Potrwają do przyszłego piątku, 19 października. Można je składać w biurach maklerskich na terenie całego kraju. Na liście brokerów przyjmujących deklaracje chęci kupna są nie tylko instytucje zaangażowane w obsługę oferty, takie jak DM PKO BP oraz Trigon, ale również kilkunastu innych brokerów, m.in. CDM Pekao czy biura maklerskie Alior Banku, BPH i BGŻ.
Ostateczną cenę sprzedaży i liczbę akcji przydzielonych poszczególnym grupom inwestorów poznamy późnym wieczorem 22 października.
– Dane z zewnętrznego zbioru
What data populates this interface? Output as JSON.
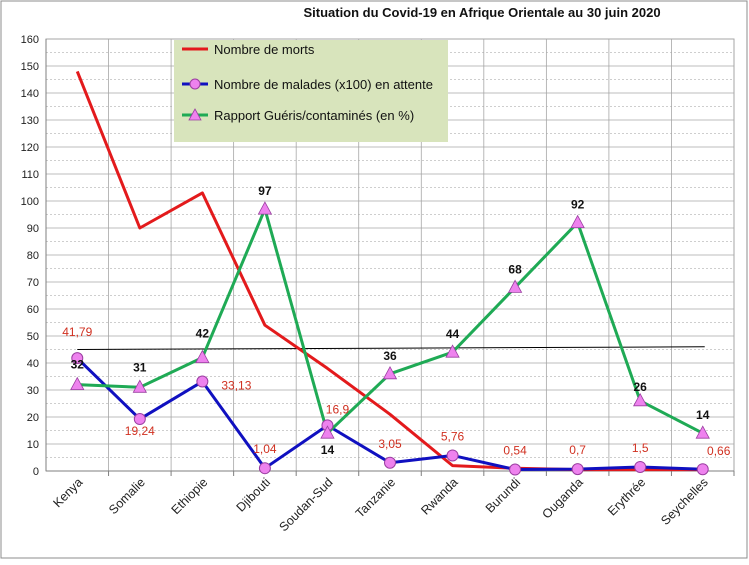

Jedna osoba fizyczna może zapisać się na najwyżej 750 akcji ZE PAK, proponując do 33 zł za sztukę. Jeśli wszystkie akcje, które zbyć chce Skarb Państwa, uda się uplasować po tej cenie, tegoroczne wpływy z prywatyzacji wzrosną o 860 mln zł.
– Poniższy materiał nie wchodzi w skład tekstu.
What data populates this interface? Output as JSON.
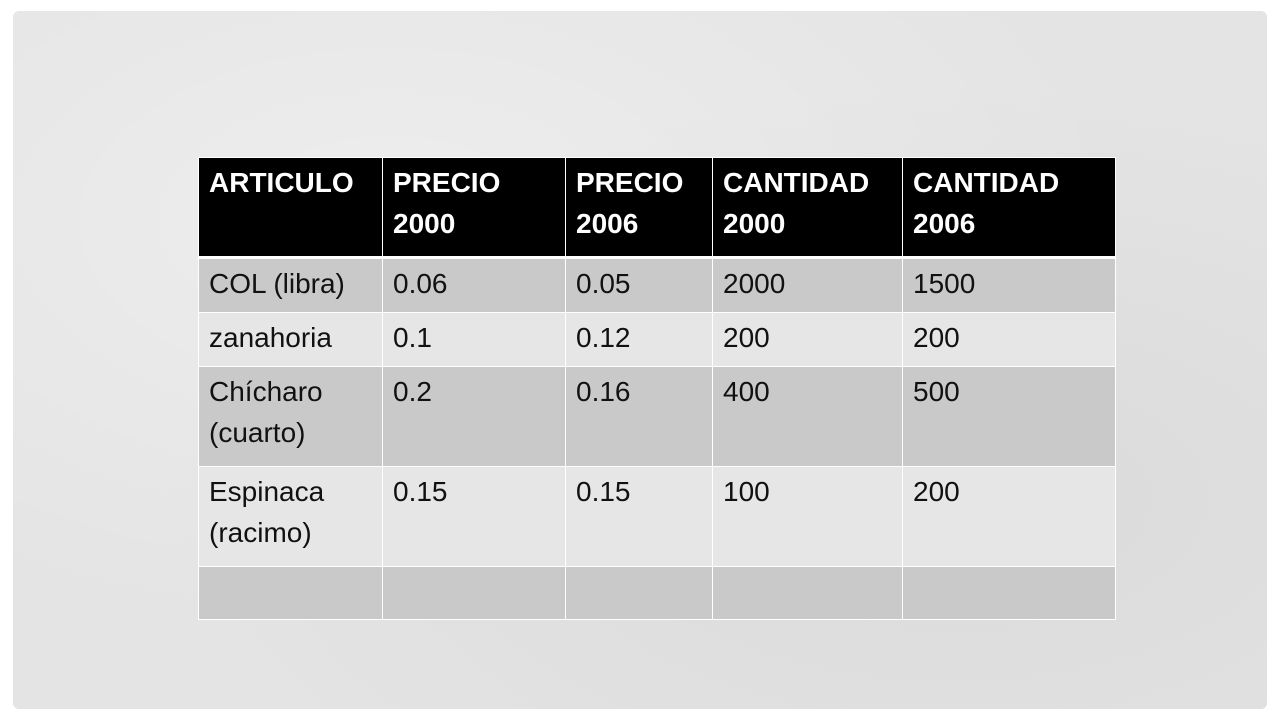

Oferujący nie przewidują, by inwestorzy indywidualni otrzymali dyskonto. Instytucje finansowe mogą jednak zapisywać się po cenie wyższej niż 33 zł.
– Fundusze inwestycyjne raczej wezmą udział w ofercie, licząc na niską wycenę w porównaniu z innymi spółkami z sektora – ujawnił „Rz" jeden z zarządzających TFI, który zastrzegł sobie anonimowość. Inni zarządzający potwierdzają, że cena została ustalona na dość atrakcyjnym poziomie. Niektórzy nie wykluczają, że byliby skłonni zapłacić za akcje ZE?PAK o 5–10 proc. więcej niż 33 zł.
Akcje przewidziane dla osób indywidualnych będą stanowić do 15 proc. całości oferty (czyli 3,9 mln papierów), ale pula ta może wzrosnąć do 25 proc., jeśli popyt będzie większy.